Walking with a Bear S.O.U.L.

ON HAZARDS and Common Sense Awareness: Through the Mist: A Story of the Eastern Gate.

There was a time I found myself sailing into a place where the chart gave only suggestion—and the rocks gave no second chances.

The fog came in early that morning, soft at first, a gentle veil brushing across the deck. But it thickened fast, swallowing the sun, the land, even the sound. And with it came the hush—of uncertainty, of alertness, of fear.

Somewhere beyond the veil lay a narrow inlet I’d studied on paper a hundred times. Jagged rocks flanked both sides of its mouth, and beneath the water, the terrain shifted like memory—unseen, unpredictable. The currents spoke in tongues, pulling and pushing in ways no tide chart could predict. I had only a small handheld GPS, a compass, and my own sense of the sea.

And I had the fear.

Not the kind of fear that makes you freeze—but the kind that sharpens. That invites you into presence so deep it becomes prayer. I remember how the wind shifted—sharp, urgent—and how even that felt like guidance.

The fog, the rocks, the unknown waters… they weren’t enemies. They were relations.
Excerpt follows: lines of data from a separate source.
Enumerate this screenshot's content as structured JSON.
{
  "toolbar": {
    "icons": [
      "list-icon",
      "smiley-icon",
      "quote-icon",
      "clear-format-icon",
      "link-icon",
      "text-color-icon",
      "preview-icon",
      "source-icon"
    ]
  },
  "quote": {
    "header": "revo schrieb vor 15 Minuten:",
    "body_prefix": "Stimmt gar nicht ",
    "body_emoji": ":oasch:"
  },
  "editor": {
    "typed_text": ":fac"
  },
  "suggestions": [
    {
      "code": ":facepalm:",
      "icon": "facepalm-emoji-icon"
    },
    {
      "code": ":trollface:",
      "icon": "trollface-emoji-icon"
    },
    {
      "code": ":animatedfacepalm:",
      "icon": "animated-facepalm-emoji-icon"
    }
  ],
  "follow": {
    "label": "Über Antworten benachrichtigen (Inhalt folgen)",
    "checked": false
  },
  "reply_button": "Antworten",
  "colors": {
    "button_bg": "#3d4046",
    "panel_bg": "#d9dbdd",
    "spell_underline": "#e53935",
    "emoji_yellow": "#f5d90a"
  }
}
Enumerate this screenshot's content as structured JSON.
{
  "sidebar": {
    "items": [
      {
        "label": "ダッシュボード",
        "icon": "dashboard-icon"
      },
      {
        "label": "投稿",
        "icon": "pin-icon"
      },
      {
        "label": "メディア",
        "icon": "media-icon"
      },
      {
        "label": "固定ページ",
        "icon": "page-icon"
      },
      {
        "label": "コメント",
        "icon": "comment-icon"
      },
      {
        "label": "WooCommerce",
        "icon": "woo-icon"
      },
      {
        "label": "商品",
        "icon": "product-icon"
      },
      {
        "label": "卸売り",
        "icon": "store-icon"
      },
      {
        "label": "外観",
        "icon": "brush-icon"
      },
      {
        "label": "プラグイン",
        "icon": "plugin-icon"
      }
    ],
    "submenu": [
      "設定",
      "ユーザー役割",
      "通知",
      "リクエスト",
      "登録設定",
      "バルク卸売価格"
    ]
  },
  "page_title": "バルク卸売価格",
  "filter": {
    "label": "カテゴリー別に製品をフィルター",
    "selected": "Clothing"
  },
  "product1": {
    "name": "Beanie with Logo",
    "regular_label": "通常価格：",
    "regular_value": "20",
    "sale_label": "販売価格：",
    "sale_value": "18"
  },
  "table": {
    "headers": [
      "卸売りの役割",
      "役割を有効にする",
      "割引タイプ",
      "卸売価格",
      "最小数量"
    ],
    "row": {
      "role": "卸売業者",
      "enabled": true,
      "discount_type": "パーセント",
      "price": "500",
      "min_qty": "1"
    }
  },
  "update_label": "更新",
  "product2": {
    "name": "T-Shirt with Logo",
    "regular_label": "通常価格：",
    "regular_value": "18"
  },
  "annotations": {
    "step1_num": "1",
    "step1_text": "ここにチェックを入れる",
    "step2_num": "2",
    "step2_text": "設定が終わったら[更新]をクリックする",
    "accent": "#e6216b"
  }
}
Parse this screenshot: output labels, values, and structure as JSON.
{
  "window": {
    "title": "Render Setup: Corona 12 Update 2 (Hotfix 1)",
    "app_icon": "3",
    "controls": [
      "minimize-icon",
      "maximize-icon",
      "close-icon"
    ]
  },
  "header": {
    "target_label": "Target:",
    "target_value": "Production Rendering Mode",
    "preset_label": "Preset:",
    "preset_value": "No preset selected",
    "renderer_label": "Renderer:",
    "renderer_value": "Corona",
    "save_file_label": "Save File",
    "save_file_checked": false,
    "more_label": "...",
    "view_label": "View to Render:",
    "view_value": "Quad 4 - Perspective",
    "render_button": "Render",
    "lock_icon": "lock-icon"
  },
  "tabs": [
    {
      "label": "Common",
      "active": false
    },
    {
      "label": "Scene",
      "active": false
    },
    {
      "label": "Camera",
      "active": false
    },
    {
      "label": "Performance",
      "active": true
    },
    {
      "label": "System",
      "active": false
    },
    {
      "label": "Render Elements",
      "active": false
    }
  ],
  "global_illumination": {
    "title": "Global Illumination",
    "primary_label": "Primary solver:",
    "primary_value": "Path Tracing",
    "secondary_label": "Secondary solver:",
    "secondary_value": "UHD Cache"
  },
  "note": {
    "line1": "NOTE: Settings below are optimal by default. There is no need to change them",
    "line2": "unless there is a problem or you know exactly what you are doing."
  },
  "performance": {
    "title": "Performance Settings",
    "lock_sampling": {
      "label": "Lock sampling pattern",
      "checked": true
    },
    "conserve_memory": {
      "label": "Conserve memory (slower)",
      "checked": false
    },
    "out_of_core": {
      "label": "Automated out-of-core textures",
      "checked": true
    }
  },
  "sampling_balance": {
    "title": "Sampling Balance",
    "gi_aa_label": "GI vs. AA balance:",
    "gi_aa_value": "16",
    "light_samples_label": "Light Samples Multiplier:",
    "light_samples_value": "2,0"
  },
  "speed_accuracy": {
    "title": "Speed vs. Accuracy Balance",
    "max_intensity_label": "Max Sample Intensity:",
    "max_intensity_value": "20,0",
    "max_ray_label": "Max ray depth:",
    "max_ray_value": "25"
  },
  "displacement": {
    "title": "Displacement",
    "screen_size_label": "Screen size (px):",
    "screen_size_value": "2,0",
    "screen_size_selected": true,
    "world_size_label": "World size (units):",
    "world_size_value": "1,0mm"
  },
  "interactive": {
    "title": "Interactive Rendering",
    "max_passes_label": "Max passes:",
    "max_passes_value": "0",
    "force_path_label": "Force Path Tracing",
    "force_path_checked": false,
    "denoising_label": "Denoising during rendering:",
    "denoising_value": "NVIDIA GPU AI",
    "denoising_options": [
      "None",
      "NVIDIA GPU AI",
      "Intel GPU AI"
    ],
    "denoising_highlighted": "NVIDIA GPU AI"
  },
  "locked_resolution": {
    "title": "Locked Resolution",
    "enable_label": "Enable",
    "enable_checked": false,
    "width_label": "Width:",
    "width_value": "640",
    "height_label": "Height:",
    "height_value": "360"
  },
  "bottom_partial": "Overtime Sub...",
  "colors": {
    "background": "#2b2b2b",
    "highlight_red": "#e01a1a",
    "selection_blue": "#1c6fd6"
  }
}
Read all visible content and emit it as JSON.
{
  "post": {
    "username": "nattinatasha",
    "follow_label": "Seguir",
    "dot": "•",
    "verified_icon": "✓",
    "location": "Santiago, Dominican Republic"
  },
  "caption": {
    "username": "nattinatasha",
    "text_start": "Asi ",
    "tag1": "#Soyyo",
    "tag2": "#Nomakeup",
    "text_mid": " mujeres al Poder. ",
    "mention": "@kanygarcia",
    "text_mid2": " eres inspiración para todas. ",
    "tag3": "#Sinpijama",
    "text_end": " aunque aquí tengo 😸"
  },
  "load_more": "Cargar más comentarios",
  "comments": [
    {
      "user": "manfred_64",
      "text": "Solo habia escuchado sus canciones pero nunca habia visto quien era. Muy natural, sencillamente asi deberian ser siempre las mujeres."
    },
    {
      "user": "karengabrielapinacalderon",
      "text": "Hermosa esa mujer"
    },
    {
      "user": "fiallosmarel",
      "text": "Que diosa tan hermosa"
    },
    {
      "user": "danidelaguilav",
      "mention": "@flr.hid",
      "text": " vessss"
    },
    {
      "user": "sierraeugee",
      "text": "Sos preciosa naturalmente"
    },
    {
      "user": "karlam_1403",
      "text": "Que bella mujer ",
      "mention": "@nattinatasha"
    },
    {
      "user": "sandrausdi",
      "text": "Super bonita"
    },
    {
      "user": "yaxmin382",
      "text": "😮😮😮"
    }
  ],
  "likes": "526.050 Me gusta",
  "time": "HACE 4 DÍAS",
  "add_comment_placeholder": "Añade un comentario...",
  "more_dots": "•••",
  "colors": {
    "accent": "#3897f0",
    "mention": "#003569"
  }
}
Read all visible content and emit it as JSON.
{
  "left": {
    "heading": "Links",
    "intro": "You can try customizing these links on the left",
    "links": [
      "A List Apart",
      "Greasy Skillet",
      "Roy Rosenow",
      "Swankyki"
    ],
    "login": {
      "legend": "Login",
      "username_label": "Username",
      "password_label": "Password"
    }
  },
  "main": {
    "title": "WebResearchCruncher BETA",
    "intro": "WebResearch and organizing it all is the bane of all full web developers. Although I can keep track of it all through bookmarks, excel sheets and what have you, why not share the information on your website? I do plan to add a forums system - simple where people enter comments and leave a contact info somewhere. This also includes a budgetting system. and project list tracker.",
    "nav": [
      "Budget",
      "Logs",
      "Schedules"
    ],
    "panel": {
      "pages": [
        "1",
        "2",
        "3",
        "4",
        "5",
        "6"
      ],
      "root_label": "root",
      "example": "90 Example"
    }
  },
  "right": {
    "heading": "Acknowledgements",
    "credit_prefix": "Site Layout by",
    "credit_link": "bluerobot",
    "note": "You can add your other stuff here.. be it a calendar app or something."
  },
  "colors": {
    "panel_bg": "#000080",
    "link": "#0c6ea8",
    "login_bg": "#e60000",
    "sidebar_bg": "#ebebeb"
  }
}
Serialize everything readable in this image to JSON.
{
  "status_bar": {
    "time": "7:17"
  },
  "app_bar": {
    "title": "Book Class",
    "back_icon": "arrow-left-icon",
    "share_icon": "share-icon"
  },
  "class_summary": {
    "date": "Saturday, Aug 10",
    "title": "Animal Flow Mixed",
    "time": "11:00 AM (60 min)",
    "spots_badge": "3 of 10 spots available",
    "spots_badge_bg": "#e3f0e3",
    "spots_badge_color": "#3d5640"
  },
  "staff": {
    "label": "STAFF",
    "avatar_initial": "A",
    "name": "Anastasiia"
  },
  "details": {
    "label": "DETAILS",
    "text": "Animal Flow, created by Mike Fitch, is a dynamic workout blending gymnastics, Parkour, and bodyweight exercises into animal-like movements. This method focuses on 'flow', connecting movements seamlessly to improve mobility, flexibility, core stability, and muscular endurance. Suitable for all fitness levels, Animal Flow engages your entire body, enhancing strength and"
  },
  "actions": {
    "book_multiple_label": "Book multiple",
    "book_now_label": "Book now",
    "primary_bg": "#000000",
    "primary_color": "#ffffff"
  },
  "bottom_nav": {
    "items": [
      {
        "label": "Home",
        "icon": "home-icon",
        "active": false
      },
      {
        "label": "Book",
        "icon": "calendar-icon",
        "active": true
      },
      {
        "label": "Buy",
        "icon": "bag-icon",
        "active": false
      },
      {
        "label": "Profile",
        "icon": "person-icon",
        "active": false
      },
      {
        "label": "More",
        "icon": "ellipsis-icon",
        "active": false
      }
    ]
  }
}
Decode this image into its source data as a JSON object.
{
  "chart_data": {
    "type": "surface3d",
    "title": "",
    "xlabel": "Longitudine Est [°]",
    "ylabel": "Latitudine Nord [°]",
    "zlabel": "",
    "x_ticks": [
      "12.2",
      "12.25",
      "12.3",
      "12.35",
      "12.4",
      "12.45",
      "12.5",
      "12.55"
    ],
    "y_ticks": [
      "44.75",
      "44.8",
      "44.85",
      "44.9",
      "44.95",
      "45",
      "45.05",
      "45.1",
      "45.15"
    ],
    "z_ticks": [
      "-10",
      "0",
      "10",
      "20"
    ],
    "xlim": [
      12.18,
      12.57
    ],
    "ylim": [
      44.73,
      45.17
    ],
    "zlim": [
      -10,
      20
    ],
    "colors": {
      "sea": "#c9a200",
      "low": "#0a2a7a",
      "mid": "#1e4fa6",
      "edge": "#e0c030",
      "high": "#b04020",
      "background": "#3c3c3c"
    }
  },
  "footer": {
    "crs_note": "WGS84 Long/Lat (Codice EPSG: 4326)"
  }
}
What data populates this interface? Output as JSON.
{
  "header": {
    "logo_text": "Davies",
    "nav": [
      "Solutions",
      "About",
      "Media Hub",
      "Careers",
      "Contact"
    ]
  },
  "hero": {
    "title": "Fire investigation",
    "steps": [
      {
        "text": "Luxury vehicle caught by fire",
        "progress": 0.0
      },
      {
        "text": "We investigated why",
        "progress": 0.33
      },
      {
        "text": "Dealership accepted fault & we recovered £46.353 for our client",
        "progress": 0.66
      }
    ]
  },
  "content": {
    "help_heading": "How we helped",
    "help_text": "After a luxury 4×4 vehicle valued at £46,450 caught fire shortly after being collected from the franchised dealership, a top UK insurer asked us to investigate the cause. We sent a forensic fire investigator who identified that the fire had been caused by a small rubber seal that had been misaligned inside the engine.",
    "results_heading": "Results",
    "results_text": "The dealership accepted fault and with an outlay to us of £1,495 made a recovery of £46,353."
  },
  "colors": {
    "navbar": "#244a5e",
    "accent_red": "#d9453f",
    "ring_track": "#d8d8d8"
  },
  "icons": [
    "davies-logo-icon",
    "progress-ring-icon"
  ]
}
I breathed with the boat. Every movement of the rudder, every tick of the divider, every mark of pencil against the chart—became a conversation. I wasn’t commanding the sea. I was asking it to let me in.

And it did.

Not because I conquered fear, but because I let it transmute into intimacy. Into respect. Into attention. The coastline didn’t change. The fog didn’t lift. But I was no longer moving against the hazard. I was moving with it—guided by an intelligence deeper than thought.

In that moment, I understood something ancient.

The East isn’t where the danger is. It’s where the relationship begins.